I also believe that an MBA is useful and lets face it IB is not the best starting point to get into a top MBA program, it use to be but not anymore. My first year every second year got denied from good schools while friends from college I have around the same age who did a multitude of things all got into great schools.
I have and I continue to enjoy my time at a financial leadership position because it gives me time to invest (without compliance making me hold for an extensive period), time to take graduate classes at my Alma Mata Boston College, I now have time to have a life and contribute to a growing but stable company, and I get to do some extracurricular which is better than working on things which 50% of potential clients throw out.
Yes, I took a 35% pay cut but I also took a 60% hour cut, my work means 100% more, and my responsibility tripled, 300% to keep with the theme.

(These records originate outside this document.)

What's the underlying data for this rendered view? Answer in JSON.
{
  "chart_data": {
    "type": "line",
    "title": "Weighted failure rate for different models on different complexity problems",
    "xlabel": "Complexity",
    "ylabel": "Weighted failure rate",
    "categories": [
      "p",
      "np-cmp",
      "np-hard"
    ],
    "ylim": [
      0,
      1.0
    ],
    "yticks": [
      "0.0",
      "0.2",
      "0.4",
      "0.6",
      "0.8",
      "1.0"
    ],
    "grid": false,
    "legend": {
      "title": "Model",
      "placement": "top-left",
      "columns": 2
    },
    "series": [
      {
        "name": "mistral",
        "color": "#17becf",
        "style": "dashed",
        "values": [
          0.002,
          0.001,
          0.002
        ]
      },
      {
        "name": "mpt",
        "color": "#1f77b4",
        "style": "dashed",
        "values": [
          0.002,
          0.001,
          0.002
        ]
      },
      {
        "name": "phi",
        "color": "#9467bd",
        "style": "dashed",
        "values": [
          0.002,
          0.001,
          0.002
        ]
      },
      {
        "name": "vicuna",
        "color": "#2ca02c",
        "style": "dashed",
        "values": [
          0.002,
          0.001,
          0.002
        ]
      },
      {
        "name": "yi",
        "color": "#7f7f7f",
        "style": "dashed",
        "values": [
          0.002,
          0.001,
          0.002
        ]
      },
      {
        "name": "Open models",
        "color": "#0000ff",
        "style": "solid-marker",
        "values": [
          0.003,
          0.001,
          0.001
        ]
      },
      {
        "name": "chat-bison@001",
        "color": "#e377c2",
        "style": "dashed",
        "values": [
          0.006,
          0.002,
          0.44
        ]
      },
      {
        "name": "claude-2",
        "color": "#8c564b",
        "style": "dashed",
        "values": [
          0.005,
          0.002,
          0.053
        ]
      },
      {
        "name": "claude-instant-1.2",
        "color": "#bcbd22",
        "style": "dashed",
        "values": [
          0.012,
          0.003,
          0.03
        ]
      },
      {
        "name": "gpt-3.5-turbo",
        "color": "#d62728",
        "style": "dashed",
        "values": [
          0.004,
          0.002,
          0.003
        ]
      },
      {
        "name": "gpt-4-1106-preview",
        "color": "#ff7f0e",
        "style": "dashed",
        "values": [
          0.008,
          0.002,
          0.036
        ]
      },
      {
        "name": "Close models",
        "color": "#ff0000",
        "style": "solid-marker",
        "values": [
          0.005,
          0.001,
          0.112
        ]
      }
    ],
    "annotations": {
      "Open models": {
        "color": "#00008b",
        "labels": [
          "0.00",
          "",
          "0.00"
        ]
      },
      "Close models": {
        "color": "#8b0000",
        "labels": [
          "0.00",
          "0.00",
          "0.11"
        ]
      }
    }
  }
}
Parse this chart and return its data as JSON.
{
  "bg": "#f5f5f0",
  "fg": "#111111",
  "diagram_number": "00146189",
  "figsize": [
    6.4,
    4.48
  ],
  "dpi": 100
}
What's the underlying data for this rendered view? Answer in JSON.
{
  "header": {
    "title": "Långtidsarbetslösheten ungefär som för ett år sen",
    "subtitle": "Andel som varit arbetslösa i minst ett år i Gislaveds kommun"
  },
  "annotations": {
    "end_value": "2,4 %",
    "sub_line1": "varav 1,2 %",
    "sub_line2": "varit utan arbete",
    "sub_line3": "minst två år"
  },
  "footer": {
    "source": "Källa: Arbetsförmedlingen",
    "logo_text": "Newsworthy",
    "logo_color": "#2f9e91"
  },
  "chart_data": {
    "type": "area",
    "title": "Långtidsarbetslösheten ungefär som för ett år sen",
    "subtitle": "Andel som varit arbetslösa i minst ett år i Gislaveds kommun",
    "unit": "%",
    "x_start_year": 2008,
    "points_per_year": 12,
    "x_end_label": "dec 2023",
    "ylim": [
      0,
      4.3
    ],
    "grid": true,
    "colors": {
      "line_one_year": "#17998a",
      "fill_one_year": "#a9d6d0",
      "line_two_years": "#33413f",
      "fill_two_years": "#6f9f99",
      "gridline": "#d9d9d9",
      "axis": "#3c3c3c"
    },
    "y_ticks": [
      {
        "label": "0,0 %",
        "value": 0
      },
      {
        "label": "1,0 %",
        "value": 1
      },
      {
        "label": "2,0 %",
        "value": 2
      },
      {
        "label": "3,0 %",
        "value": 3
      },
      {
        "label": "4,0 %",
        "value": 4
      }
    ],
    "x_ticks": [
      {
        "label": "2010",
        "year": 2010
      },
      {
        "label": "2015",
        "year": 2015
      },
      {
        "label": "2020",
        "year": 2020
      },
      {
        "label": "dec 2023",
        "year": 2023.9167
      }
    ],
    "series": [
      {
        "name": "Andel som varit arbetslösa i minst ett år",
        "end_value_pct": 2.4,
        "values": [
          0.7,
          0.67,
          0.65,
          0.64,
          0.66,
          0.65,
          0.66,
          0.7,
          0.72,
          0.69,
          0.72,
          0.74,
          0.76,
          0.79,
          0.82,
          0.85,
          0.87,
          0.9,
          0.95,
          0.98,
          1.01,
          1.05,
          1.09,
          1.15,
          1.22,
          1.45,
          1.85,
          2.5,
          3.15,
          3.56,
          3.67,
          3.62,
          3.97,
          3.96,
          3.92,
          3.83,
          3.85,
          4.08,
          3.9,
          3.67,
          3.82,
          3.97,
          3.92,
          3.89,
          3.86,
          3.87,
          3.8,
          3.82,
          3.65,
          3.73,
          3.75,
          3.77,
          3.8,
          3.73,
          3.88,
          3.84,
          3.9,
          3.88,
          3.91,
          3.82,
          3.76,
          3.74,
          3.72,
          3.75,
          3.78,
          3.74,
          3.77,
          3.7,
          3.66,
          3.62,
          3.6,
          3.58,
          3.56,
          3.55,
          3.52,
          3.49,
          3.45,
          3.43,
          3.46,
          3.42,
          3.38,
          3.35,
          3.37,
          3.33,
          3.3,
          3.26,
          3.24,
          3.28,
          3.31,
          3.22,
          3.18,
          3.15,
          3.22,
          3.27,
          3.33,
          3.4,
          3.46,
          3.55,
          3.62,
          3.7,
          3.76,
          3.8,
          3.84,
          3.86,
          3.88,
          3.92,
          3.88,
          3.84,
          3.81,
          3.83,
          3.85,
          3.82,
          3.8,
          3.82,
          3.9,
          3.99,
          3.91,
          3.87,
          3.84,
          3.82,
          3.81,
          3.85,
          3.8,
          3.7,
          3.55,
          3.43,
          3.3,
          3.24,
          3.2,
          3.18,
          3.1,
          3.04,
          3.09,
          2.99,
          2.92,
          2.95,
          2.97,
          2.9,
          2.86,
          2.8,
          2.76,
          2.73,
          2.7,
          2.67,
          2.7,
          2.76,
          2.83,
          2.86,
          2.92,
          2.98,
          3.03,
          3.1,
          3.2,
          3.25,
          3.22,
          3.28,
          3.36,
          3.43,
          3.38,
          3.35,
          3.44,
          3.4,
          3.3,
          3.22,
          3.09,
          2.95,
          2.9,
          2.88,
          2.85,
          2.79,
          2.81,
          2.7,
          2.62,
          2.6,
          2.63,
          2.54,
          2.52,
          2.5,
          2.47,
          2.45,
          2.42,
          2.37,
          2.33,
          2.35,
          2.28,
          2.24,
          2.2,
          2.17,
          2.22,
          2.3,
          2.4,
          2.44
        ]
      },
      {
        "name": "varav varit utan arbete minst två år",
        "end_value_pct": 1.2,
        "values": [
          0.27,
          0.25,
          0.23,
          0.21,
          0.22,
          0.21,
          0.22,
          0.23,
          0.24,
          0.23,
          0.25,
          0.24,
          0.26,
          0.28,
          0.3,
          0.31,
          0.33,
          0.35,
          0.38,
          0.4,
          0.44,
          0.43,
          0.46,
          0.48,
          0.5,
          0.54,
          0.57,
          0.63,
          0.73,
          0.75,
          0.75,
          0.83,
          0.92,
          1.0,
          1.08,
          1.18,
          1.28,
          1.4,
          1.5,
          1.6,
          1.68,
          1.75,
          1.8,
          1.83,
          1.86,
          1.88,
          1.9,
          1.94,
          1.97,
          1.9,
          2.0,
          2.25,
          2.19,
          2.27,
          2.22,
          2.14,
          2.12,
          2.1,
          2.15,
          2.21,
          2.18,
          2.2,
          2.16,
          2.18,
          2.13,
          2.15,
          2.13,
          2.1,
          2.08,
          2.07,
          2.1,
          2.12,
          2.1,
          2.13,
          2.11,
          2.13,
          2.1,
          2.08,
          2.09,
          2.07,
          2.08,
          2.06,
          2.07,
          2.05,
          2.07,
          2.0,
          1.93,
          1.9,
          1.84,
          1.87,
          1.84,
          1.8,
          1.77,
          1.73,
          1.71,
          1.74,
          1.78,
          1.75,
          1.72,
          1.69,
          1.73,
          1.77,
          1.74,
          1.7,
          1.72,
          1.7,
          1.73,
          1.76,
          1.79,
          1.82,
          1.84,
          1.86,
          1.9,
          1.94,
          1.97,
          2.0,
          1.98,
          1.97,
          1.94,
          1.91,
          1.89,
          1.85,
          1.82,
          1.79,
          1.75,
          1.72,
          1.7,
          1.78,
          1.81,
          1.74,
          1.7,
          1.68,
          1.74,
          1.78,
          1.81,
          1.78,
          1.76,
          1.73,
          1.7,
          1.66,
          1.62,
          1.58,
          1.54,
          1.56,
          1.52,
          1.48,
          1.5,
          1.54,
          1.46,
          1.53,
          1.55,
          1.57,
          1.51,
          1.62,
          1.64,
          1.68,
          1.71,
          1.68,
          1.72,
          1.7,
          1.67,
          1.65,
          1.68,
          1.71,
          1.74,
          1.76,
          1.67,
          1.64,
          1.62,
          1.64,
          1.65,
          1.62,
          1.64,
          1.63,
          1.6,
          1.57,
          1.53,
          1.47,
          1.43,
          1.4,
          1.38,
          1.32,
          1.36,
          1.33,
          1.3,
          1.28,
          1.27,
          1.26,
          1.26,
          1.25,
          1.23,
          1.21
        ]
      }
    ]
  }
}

I guess my ending question is: really what is the best way into a HF.
I have read and searched but none post fully explain or is an active discussion/debate.
bumping please
anyone?
no one?
cfa is definitely not a must --- but it can be useful.
the skill set required to work at a hf will depend on their strategy and the role that you want to take on.
do you want to be work at a quant fund? fundamentals? global macro? etc. etc.
trader? risk manager? research? etc, etc.
I want to do research on a way for a PM roll...I want a fundamental fund what are my chances being that i did 2 years of corp finance after 1 year of ibd...what else do i need?
The CFA looks good to clients, but that's about as far as it goes. However, if I was investing in a hedge fund, i'd rather someone have $$$ beside their name than CFA.